A distanza di oltre due anni dal blitz del Comando provinciale dei carabinieri a Roma, nella giornata di giovedì 5 maggio 2016, è arrivata la confisca di beni - per 80 milioni di euro - ad un gruppo di imprenditori già arrestati nel corso del blitz del 2014 (Luigi, Antonio e Salvatore Righi e Alfredo Mariotti). I quattro, nell’ambito dell’esercizio delle loro attività, erano infatti coinvolti negli affari della camorra di Napoli. A seguito della confisca, dunque, i beni saranno parte del patrimonio dello Stato.

Camorra a Roma: i beni confiscati

Tra i beni oggetti di confisca risultano esserci 28 attività commerciali (bar, pizzerie, gelaterie), 40 beni immobili, 76 autoveicoli, 380 rapporti bancari e oltre 350mila euro in contanti.

Le attività facenti capo ai quattro imprenditori si trovavano tutte nel centro storico di Roma. I beni oggetti di confisca entrano a far parte - così - del patrimonio dello Stato italiano. Attualmente, l’amministrazione dei beni confiscati è compiuta dagli amministratori giudiziari e ancora in fase di valutazione.

GRAZIE ALLE FORZE DELL'ORDINE

Le forze dell'ordine e la DDA di Roma compiono un lavoro eccellente nel contrastare le infiltrazioni della criminalità organizzata nell'economia romana. Le ultime confische effettuate nella nostra città, ben 80 milioni di euro, hanno sicuramente inferto un duro colpo alla camorra. Purtroppo però una singola azione non basta ad estirpare quello che è un cancro sempre più diffuso su tutto il territorio italiano. Dobbiamo proteggere il nostro tessuto economico, sostenere l'imprenditoria sana, che se abbandonata rischia di diventare preda del malaffare che dispone di enormi capitali illeciti.

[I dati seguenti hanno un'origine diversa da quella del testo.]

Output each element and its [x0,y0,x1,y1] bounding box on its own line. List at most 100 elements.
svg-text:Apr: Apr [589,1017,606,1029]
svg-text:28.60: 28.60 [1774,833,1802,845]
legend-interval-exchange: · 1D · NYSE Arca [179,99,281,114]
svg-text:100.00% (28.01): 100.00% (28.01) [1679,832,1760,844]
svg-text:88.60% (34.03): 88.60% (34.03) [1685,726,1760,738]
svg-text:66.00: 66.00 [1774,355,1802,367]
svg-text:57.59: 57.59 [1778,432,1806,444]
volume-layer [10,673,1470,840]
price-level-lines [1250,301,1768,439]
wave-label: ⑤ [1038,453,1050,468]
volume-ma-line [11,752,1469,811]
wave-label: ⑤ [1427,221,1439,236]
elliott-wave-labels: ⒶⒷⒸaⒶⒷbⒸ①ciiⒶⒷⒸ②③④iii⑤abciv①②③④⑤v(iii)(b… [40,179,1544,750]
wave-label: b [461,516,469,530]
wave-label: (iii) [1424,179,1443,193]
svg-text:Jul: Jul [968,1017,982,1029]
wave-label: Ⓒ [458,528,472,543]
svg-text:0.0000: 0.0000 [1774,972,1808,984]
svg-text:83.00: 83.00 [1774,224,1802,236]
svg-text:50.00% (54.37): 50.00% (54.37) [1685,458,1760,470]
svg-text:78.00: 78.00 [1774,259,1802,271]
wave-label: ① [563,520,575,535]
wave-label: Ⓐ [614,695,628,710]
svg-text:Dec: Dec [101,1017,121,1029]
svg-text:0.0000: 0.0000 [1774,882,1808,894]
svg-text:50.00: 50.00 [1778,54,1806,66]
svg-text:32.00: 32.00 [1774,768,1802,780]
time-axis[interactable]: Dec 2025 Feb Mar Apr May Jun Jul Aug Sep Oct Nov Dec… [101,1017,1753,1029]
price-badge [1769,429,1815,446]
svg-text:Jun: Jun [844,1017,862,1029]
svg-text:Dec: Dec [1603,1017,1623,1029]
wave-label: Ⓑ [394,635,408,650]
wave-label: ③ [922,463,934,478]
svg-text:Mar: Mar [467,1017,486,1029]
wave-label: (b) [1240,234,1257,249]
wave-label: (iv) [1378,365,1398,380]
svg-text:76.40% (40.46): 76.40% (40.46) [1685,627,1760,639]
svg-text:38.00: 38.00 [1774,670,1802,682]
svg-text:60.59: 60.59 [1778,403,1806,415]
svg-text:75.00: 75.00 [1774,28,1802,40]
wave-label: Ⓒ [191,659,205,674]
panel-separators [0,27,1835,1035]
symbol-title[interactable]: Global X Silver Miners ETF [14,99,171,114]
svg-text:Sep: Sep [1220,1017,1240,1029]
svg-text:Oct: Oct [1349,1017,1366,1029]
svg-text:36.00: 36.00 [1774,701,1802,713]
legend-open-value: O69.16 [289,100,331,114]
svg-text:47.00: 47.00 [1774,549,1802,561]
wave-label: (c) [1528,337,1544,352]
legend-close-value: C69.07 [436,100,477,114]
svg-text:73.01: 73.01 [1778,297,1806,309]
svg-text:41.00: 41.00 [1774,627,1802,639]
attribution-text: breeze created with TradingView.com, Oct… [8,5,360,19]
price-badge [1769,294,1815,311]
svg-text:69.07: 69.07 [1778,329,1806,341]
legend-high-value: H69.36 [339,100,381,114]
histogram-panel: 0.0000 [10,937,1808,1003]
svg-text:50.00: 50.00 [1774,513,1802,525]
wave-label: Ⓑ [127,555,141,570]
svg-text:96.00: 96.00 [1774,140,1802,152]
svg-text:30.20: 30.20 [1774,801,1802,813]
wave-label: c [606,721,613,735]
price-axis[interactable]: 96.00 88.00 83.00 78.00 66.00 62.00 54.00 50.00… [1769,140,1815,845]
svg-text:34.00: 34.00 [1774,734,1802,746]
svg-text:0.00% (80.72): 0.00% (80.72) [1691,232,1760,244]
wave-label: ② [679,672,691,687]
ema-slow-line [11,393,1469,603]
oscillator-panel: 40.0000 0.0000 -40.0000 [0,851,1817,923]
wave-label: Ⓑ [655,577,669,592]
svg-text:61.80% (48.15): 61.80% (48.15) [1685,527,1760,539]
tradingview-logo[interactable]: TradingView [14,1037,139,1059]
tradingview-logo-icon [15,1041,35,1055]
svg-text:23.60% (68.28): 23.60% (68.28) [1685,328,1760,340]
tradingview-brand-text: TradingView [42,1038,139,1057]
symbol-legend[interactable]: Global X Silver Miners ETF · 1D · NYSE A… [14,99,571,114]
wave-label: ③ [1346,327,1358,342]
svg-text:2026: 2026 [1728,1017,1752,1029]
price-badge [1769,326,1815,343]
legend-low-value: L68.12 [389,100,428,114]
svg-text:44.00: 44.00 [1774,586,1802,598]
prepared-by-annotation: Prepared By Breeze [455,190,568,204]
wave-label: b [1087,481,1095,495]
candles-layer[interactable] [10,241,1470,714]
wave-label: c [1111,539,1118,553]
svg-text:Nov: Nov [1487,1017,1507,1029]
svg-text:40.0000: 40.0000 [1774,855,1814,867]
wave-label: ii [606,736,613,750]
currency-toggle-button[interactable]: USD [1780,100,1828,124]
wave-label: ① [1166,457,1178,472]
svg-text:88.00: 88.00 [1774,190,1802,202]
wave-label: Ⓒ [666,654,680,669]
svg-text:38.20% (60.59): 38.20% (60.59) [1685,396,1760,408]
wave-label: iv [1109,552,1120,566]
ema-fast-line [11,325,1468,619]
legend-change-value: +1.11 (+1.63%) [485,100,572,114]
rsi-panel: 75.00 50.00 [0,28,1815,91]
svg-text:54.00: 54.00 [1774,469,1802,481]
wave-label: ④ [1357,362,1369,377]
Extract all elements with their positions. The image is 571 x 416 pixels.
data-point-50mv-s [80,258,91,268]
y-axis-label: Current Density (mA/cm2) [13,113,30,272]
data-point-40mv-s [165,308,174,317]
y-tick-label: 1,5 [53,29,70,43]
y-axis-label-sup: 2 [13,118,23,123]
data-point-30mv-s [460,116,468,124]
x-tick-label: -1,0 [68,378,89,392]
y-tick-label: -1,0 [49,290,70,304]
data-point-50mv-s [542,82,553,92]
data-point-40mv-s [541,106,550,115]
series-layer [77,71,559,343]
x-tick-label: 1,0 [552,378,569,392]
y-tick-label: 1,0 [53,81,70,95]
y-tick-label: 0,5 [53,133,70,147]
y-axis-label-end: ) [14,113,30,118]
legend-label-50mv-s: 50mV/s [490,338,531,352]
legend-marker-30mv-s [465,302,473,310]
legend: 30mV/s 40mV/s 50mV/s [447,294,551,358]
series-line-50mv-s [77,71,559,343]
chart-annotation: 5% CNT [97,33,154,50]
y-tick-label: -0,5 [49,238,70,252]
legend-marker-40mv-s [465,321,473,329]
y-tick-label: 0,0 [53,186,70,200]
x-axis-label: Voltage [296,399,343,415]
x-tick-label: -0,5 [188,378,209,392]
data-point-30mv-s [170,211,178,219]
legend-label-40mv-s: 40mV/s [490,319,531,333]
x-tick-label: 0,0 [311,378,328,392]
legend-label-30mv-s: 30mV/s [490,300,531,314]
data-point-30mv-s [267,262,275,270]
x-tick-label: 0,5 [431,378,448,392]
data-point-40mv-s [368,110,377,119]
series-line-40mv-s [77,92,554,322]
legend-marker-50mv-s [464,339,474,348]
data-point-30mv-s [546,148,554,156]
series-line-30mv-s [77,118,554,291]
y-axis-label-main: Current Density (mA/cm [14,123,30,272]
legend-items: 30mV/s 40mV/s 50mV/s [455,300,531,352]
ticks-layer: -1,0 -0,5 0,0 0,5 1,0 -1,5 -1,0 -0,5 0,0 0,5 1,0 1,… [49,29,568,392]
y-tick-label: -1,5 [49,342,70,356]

Roma: arresti 2014 e sequestro attività commerciali

L’inchiesta del 2014, che portava il nome ‘Pizza Ciro’, portò all’arresto – oltreché degli imprenditori – di altre venti persone coinvolte nel riciclaggio di denaro sporco per conto della camorra.

Inoltre, ci fu il sequestro dei locali nelle quali si svolgevano le attività commerciali. Da quell’inchiesta emerse che il riciclaggio dei soldi avveniva per conto, soprattutto, del clan Contini. In particolare, la DDA e i carabinieri del nucleo investigativo di Roma portarono alla luce come gli affari dei tre fratelli e di Mariotti era amministrato, illegalmente, attraverso società esterne attribuite a dei clochard (che fungevano da prestanome).

A dare il via all’operazione sono stati i volumi di affari della holding. Infatti, confrontando questi volumi con i redditi dichiarati da ogni singola società emergeva una forte incongruenza che ha portato, in ultimo, a confiscare i beni delle attività illecite.